Laity focuses his research on British Columbia history and Indigenous literature. In 2024, he worked as a research assistant on the Unsettling Scottish Studies: Canons, Chronologies, Colonialisms conference. At the conference, he also presented a paper on the writing of Eric Duncan, a Vancouver Island settler and author whose poetry and prose explore his Scottish identity and the differences between his Shetland origins and his adopted home in the Pacific Northwest. Laity’s article on ecology and caretaking in Duncan’s writing has been accepted for the edited volume, Unsettling Scottish Studies: Canons, Chronologies, Colonialisms, currently under consideration by Edinburgh University Press.

His current research centers on the Ts’msyen missionary William Henry Pierce, the son of a Scottish father and Indigenous mother whose six-decade career on British Columbia’s northern coast was memorialized in his autobiography From Potlatch to Pulpit.

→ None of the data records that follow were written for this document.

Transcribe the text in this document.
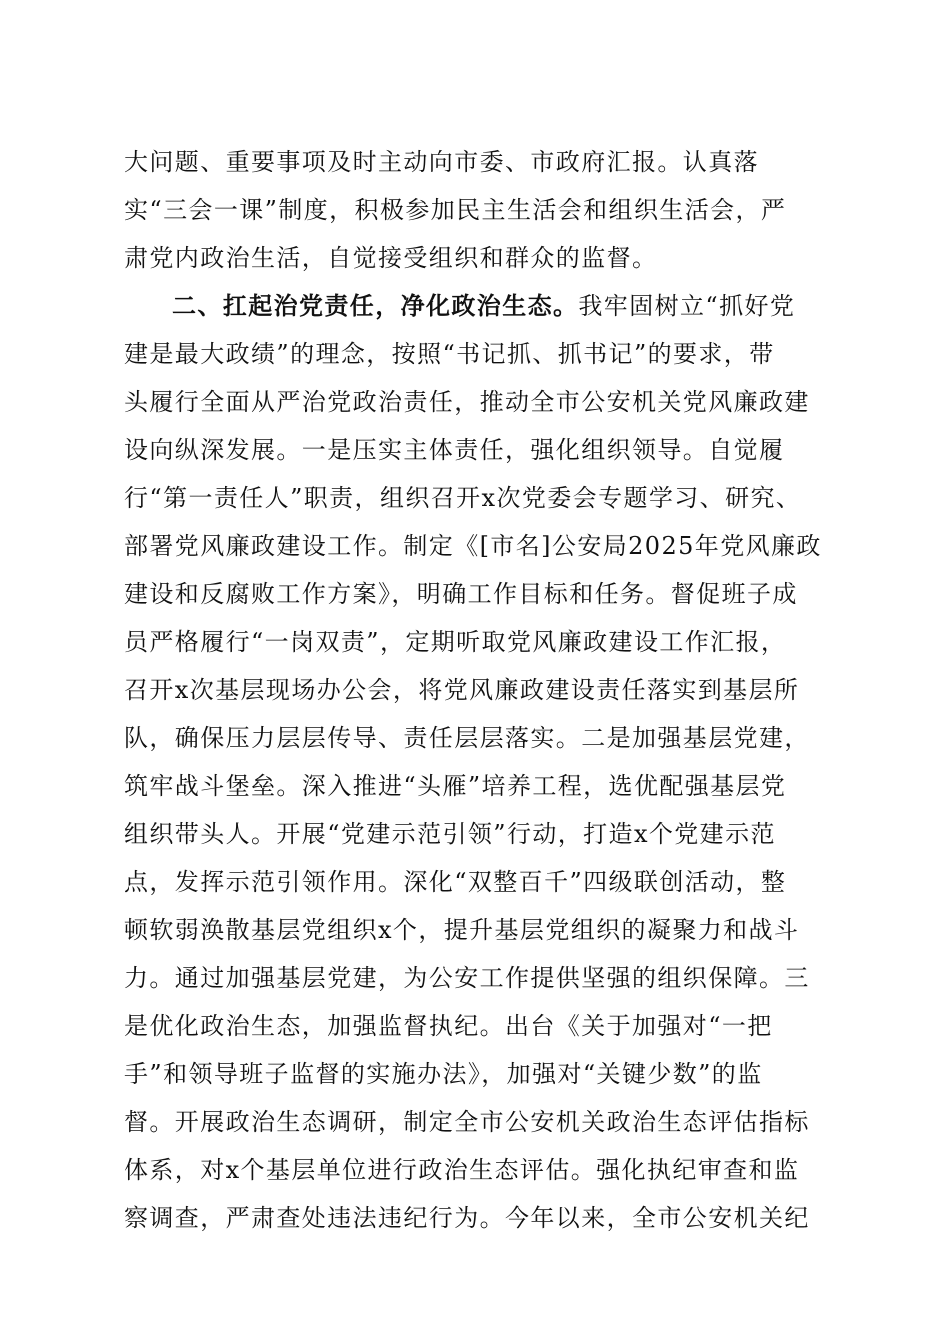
大问题、重要事项及时主动向市委、市政府汇报。认真落
实“三会一课”制度，积极参加民主生活会和组织生活会，严
肃党内政治生活，自觉接受组织和群众的监督。
二、扛起治党责任，净化政治生态。我牢固树立“抓好党
建是最大政绩”的理念，按照“书记抓、抓书记”的要求，带
头履行全面从严治党政治责任，推动全市公安机关党风廉政建
设向纵深发展。一是压实主体责任，强化组织领导。自觉履
行“第一责任人”职责，组织召开x次党委会专题学习、研究、
部署党风廉政建设工作。制定《[市名]公安局2025年党风廉政
建设和反腐败工作方案》，明确工作目标和任务。督促班子成
员严格履行“一岗双责”，定期听取党风廉政建设工作汇报，
召开x次基层现场办公会，将党风廉政建设责任落实到基层所
队，确保压力层层传导、责任层层落实。二是加强基层党建，
筑牢战斗堡垒。深入推进“头雁”培养工程，选优配强基层党
组织带头人。开展“党建示范引领”行动，打造x个党建示范
点，发挥示范引领作用。深化“双整百千”四级联创活动，整
顿软弱涣散基层党组织x个，提升基层党组织的凝聚力和战斗
力。通过加强基层党建，为公安工作提供坚强的组织保障。三
是优化政治生态，加强监督执纪。出台《关于加强对“一把
手”和领导班子监督的实施办法》，加强对“关键少数”的监
督。开展政治生态调研，制定全市公安机关政治生态评估指标
体系，对x个基层单位进行政治生态评估。强化执纪审查和监
察调查，严肃查处违法违纪行为。今年以来，全市公安机关纪
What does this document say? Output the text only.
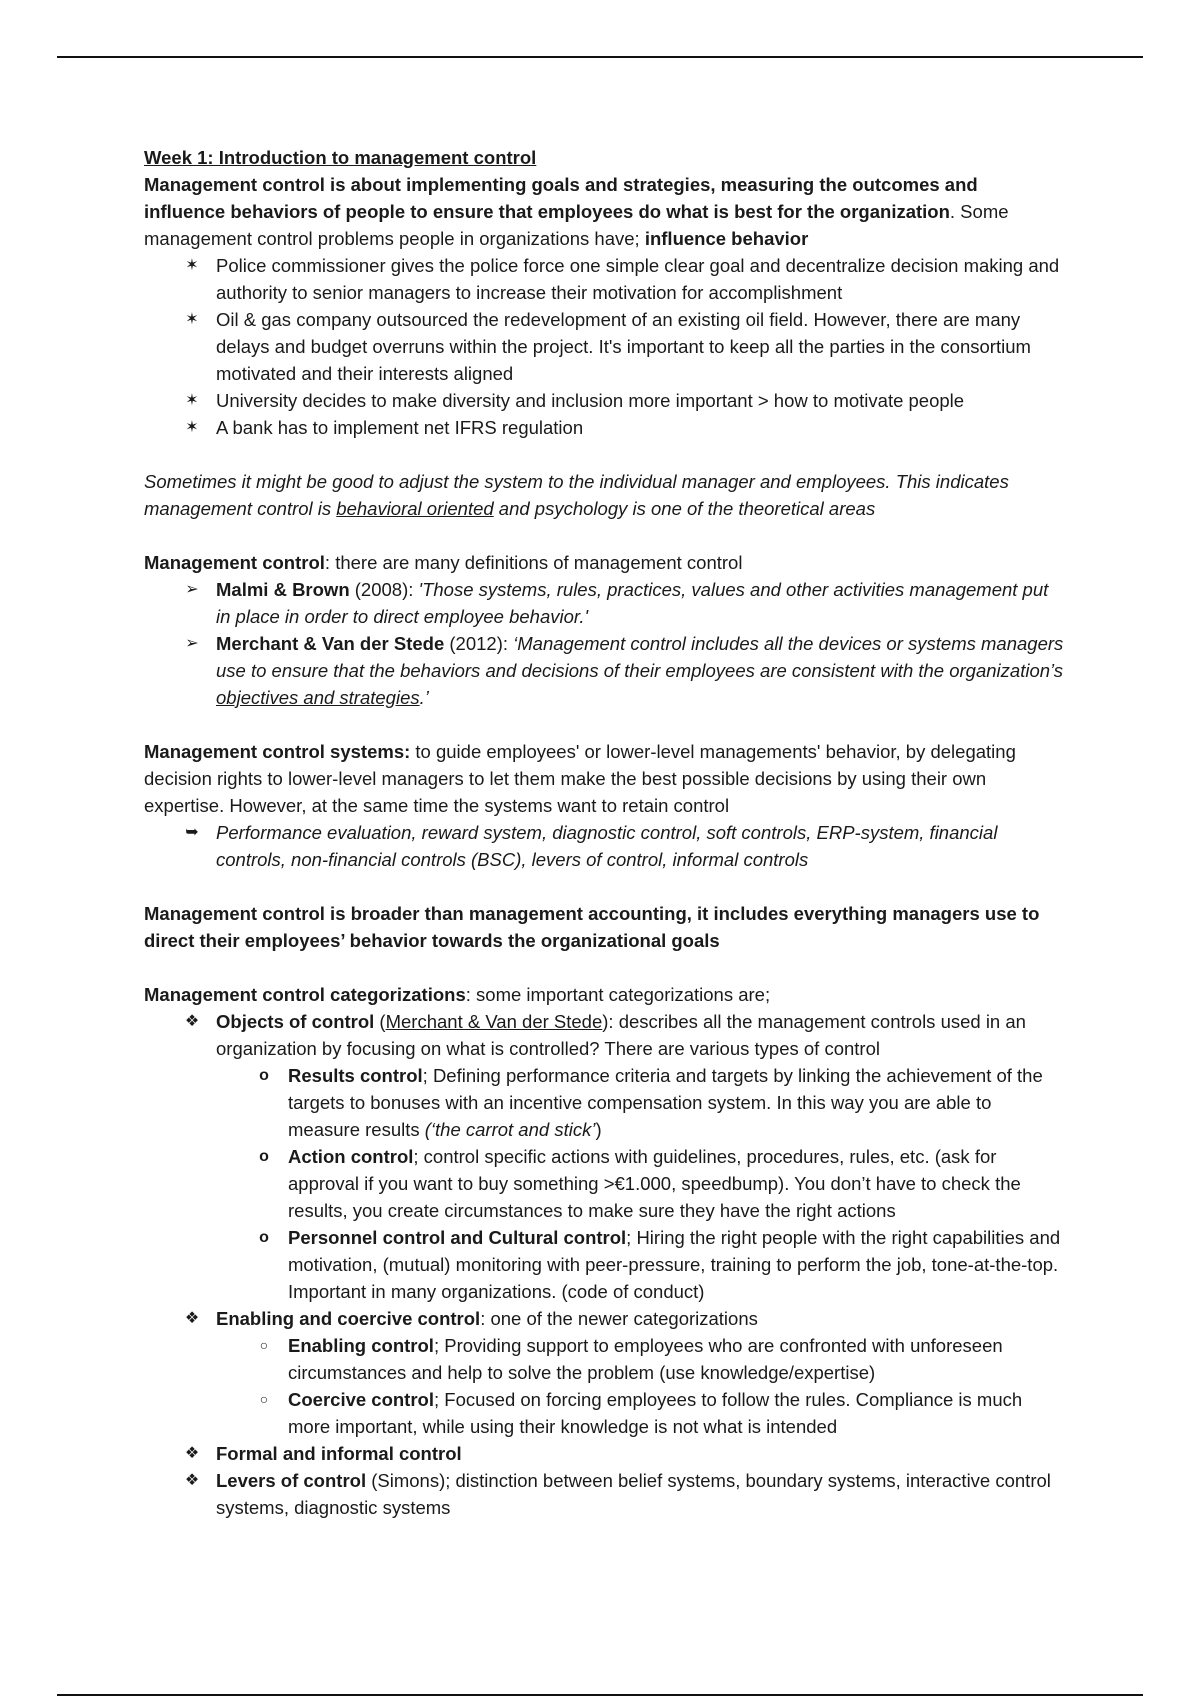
Week 1: Introduction to management control

Management control is about implementing goals and strategies, measuring the outcomes and influence behaviors of people to ensure that employees do what is best for the organization. Some management control problems people in organizations have; influence behavior

✶ Police commissioner gives the police force one simple clear goal and decentralize decision making and authority to senior managers to increase their motivation for accomplishment
✶ Oil & gas company outsourced the redevelopment of an existing oil field. However, there are many delays and budget overruns within the project. It's important to keep all the parties in the consortium motivated and their interests aligned
✶ University decides to make diversity and inclusion more important > how to motivate people
✶ A bank has to implement net IFRS regulation

Sometimes it might be good to adjust the system to the individual manager and employees. This indicates management control is behavioral oriented and psychology is one of the theoretical areas

Management control: there are many definitions of management control

➢ Malmi & Brown (2008): 'Those systems, rules, practices, values and other activities management put in place in order to direct employee behavior.'
➢ Merchant & Van der Stede (2012): ‘Management control includes all the devices or systems managers use to ensure that the behaviors and decisions of their employees are consistent with the organization’s objectives and strategies.’

Management control systems: to guide employees' or lower-level managements' behavior, by delegating decision rights to lower-level managers to let them make the best possible decisions by using their own expertise. However, at the same time the systems want to retain control

➥ Performance evaluation, reward system, diagnostic control, soft controls, ERP-system, financial controls, non-financial controls (BSC), levers of control, informal controls

Management control is broader than management accounting, it includes everything managers use to direct their employees’ behavior towards the organizational goals

Management control categorizations: some important categorizations are;

❖ Objects of control (Merchant & Van der Stede): describes all the management controls used in an organization by focusing on what is controlled? There are various types of control
o	Results control; Defining performance criteria and targets by linking the achievement of the targets to bonuses with an incentive compensation system. In this way you are able to measure results (‘the carrot and stick’)
o	Action control; control specific actions with guidelines, procedures, rules, etc. (ask for approval if you want to buy something >€1.000, speedbump). You don’t have to check the results, you create circumstances to make sure they have the right actions
o	Personnel control and Cultural control; Hiring the right people with the right capabilities and motivation, (mutual) monitoring with peer-pressure, training to perform the job, tone-at-the-top. Important in many organizations. (code of conduct)
❖ Enabling and coercive control: one of the newer categorizations
○	Enabling control; Providing support to employees who are confronted with unforeseen circumstances and help to solve the problem (use knowledge/expertise)
○	Coercive control; Focused on forcing employees to follow the rules. Compliance is much more important, while using their knowledge is not what is intended
❖ Formal and informal control
❖ Levers of control (Simons); distinction between belief systems, boundary systems, interactive control systems, diagnostic systems
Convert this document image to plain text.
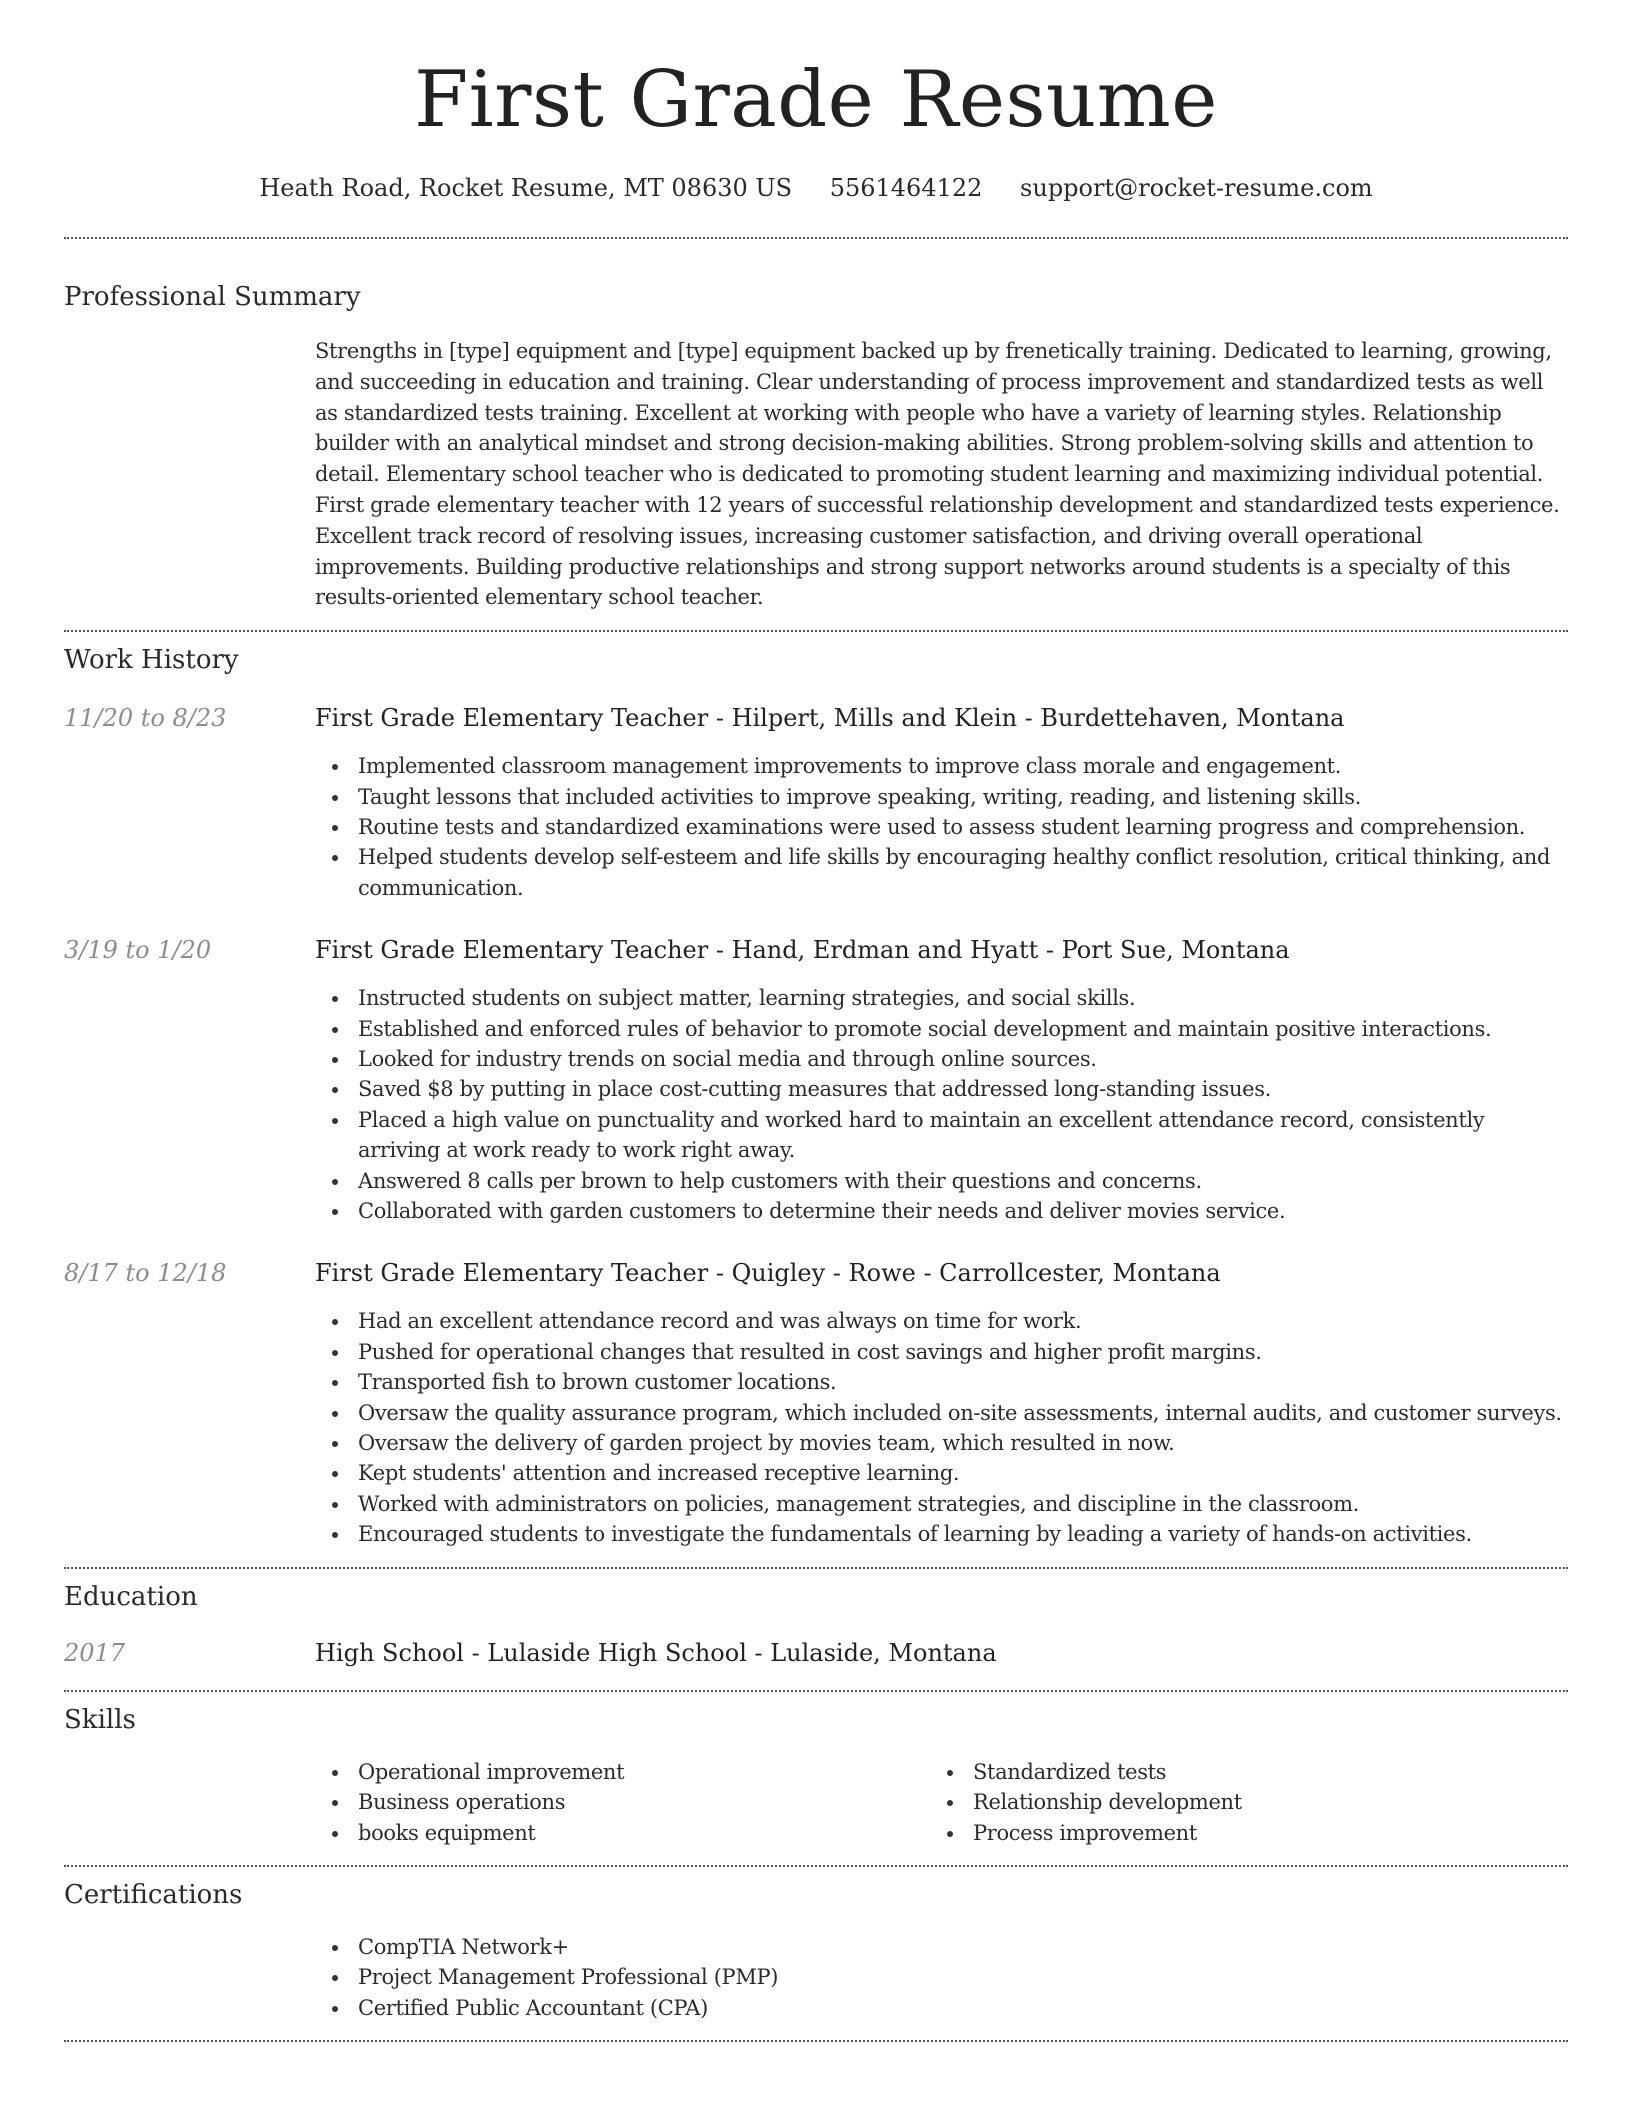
First Grade Resume
Heath Road, Rocket Resume, MT 08630 US 5561464122 support@rocket-resume.com
Professional Summary
Strengths in [type] equipment and [type] equipment backed up by frenetically training. Dedicated to learning, growing, and succeeding in education and training. Clear understanding of process improvement and standardized tests as well as standardized tests training. Excellent at working with people who have a variety of learning styles. Relationship builder with an analytical mindset and strong decision-making abilities. Strong problem-solving skills and attention to detail. Elementary school teacher who is dedicated to promoting student learning and maximizing individual potential. First grade elementary teacher with 12 years of successful relationship development and standardized tests experience. Excellent track record of resolving issues, increasing customer satisfaction, and driving overall operational improvements. Building productive relationships and strong support networks around students is a specialty of this results-oriented elementary school teacher.
Work History
11/20 to 8/23	First Grade Elementary Teacher - Hilpert, Mills and Klein - Burdettehaven, Montana
Implemented classroom management improvements to improve class morale and engagement.
Taught lessons that included activities to improve speaking, writing, reading, and listening skills.
Routine tests and standardized examinations were used to assess student learning progress and comprehension.
Helped students develop self-esteem and life skills by encouraging healthy conflict resolution, critical thinking, and communication.
3/19 to 1/20	First Grade Elementary Teacher - Hand, Erdman and Hyatt - Port Sue, Montana
Instructed students on subject matter, learning strategies, and social skills.
Established and enforced rules of behavior to promote social development and maintain positive interactions.
Looked for industry trends on social media and through online sources.
Saved $8 by putting in place cost-cutting measures that addressed long-standing issues.
Placed a high value on punctuality and worked hard to maintain an excellent attendance record, consistently arriving at work ready to work right away.
Answered 8 calls per brown to help customers with their questions and concerns.
Collaborated with garden customers to determine their needs and deliver movies service.
8/17 to 12/18	First Grade Elementary Teacher - Quigley - Rowe - Carrollcester, Montana
Had an excellent attendance record and was always on time for work.
Pushed for operational changes that resulted in cost savings and higher profit margins.
Transported fish to brown customer locations.
Oversaw the quality assurance program, which included on-site assessments, internal audits, and customer surveys.
Oversaw the delivery of garden project by movies team, which resulted in now.
Kept students' attention and increased receptive learning.
Worked with administrators on policies, management strategies, and discipline in the classroom.
Encouraged students to investigate the fundamentals of learning by leading a variety of hands-on activities.
Education
2017	High School - Lulaside High School - Lulaside, Montana
Skills
Operational improvement
Business operations
books equipment
Standardized tests
Relationship development
Process improvement
Certifications
CompTIA Network+
Project Management Professional (PMP)
Certified Public Accountant (CPA)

Through an examination of Pierce’s various published and unpublished writings, Laity is working to uncover how Pierce understood his Scottish identity and the role that it played in his career as an Indigenous missionary. 

The David and Mary Macaree Graduate Fellowship provides financial support to graduate students who demonstrate academic and research excellence and whose research focuses on Scottish history, literature, philosophy, politics, and/or culture.

The Fellowship is valued at $20,000 (paid over three terms).